A few weeks ago I got a very interesting email from Felix Peckitt, a student, poet, programmer and fellow ticcer. He got in touch to tell me about some investigations he’d been carrying out using the thousands of my vocal tics. I was fascinated by his explorations and invited him to write about his work in a guest post. So it’s with great pleasure that I now hand over to Felix to tell you more:
How happy or sad is the language in vocal tics? Is it always negative, inappropriate and coprolalic (swearing), or are there sometimes positive and funny moments? We often remember the most negative tics as they have a bigger social impact, but using the Touretteshero tic database of around 6500 tics and some statistics we can get a better picture of what’s going on
It would take a long time (1) to rate all the tics as being positive or negative by hand, and would be subjective for each person doing the rating. Luckily for us, there’s a technique called “sentiment analysis” which can do the heavy lifting. Firstly, each word in a dictionary is rated by volunteers in varying degrees of positivity or negativity. For instance, “amazing” would score highly, and “disgust” would receive a low score. Then, a program analyses sentence structures that affect the rating, for instance, “not good” would receive a low score.
Sentiment analysis was originally developed to look at movie reviews to find out if the film was rated positively or negatively without having to read the article – useful for websites like Rotten Tomatoes and IMDB (2). Since then, sentiment analysis has been used to look at social media, plot structure in novels, (3) and in many other areas
The most positive tic with a score of 8 was: “Amazing grace, how sweet the sound of little baby Jesus eating fish fingers.” The most negative tic with a score of -13 was: “Fuck it, shit it, block it, piss it.” However, over 60% of tics were not so extreme, scoring between -1 and 0. Notice how the distribution is symmetrical, and that there are two smaller peaks at around -4 and 2, before tailing off again. This goes to show that for Touretteshero at least, vocal tics aren’t so negative all of the time.
Michael Eckbert, for his help scraping the Touretteshero website.
Matthew Jockers, for the use and creation of the Syuzhet package.
Touretteshero, for the use of her tics.
My brother Oscar, who is an inspiration to me always.
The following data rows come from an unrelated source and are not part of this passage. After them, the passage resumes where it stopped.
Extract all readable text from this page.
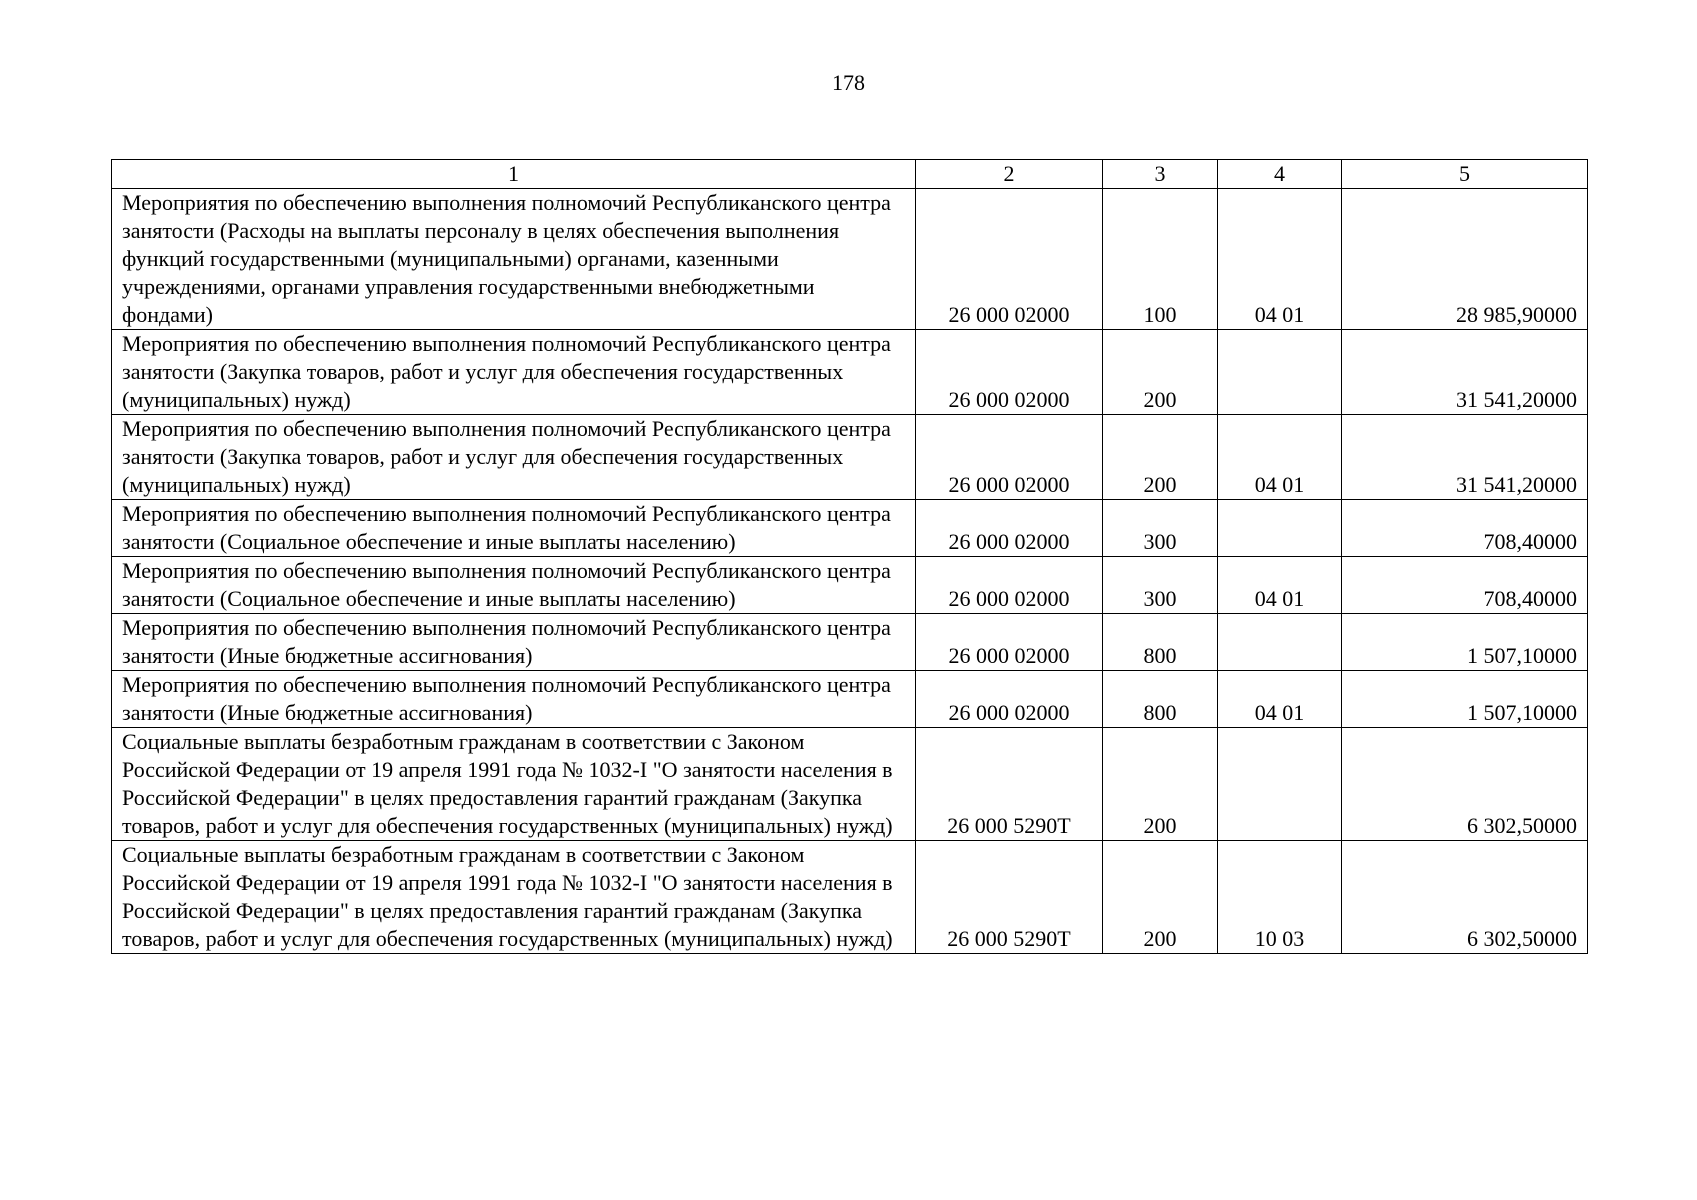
178
1	2	3	4	5
Мероприятия по обеспечению выполнения полномочий Республиканского центра занятости (Расходы на выплаты персоналу в целях обеспечения выполнения функций государственными (муниципальными) органами, казенными учреждениями, органами управления государственными внебюджетными фондами)	26 000 02000	100	04 01	28 985,90000
Мероприятия по обеспечению выполнения полномочий Республиканского центра занятости (Закупка товаров, работ и услуг для обеспечения государственных (муниципальных) нужд)	26 000 02000	200		31 541,20000
Мероприятия по обеспечению выполнения полномочий Республиканского центра занятости (Закупка товаров, работ и услуг для обеспечения государственных (муниципальных) нужд)	26 000 02000	200	04 01	31 541,20000
Мероприятия по обеспечению выполнения полномочий Республиканского центра занятости (Социальное обеспечение и иные выплаты населению)	26 000 02000	300		708,40000
Мероприятия по обеспечению выполнения полномочий Республиканского центра занятости (Социальное обеспечение и иные выплаты населению)	26 000 02000	300	04 01	708,40000
Мероприятия по обеспечению выполнения полномочий Республиканского центра занятости (Иные бюджетные ассигнования)	26 000 02000	800		1 507,10000
Мероприятия по обеспечению выполнения полномочий Республиканского центра занятости (Иные бюджетные ассигнования)	26 000 02000	800	04 01	1 507,10000
Социальные выплаты безработным гражданам в соответствии с Законом Российской Федерации от 19 апреля 1991 года № 1032-I "О занятости населения в Российской Федерации" в целях предоставления гарантий гражданам (Закупка товаров, работ и услуг для обеспечения государственных (муниципальных) нужд)	26 000 5290Т	200		6 302,50000
Социальные выплаты безработным гражданам в соответствии с Законом Российской Федерации от 19 апреля 1991 года № 1032-I "О занятости населения в Российской Федерации" в целях предоставления гарантий гражданам (Закупка товаров, работ и услуг для обеспечения государственных (муниципальных) нужд)	26 000 5290Т	200	10 03	6 302,50000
How do tics compare to spoken language? How does the sentiment of tics change over time? How can we predict the sentiment of the next tic, i.e. what is the probability distribution of tic sentiment? Watch this space!
1) at 5 seconds per rating, about 9 hours
2) Turney, Peter (2002). “Thumbs Up or Thumbs Down? Semantic Orientation Applied to Unsupervised Classification of Reviews”. Proceedings of the Association for Computational Linguistics. pp. 417–424. Pang, Bo; Lee, Lillian; Vaithyanathan, Shivakumar (2002). “Thumbs up? Sentiment Classification using Machine Learning Techniques“. Proceedings of the Conference on Empirical Methods in Natural Language Processing (EMNLP). pp. 79–86.
I love reflecting on the language of tics, but analysing the sentiment isn’t something I’d ever considered before. It’s offered me a brand new perspective on something I experience every day. Thanks Felix for this wonderful, amazing, glorious, awesome, miraculous, splendid, breath-taking post.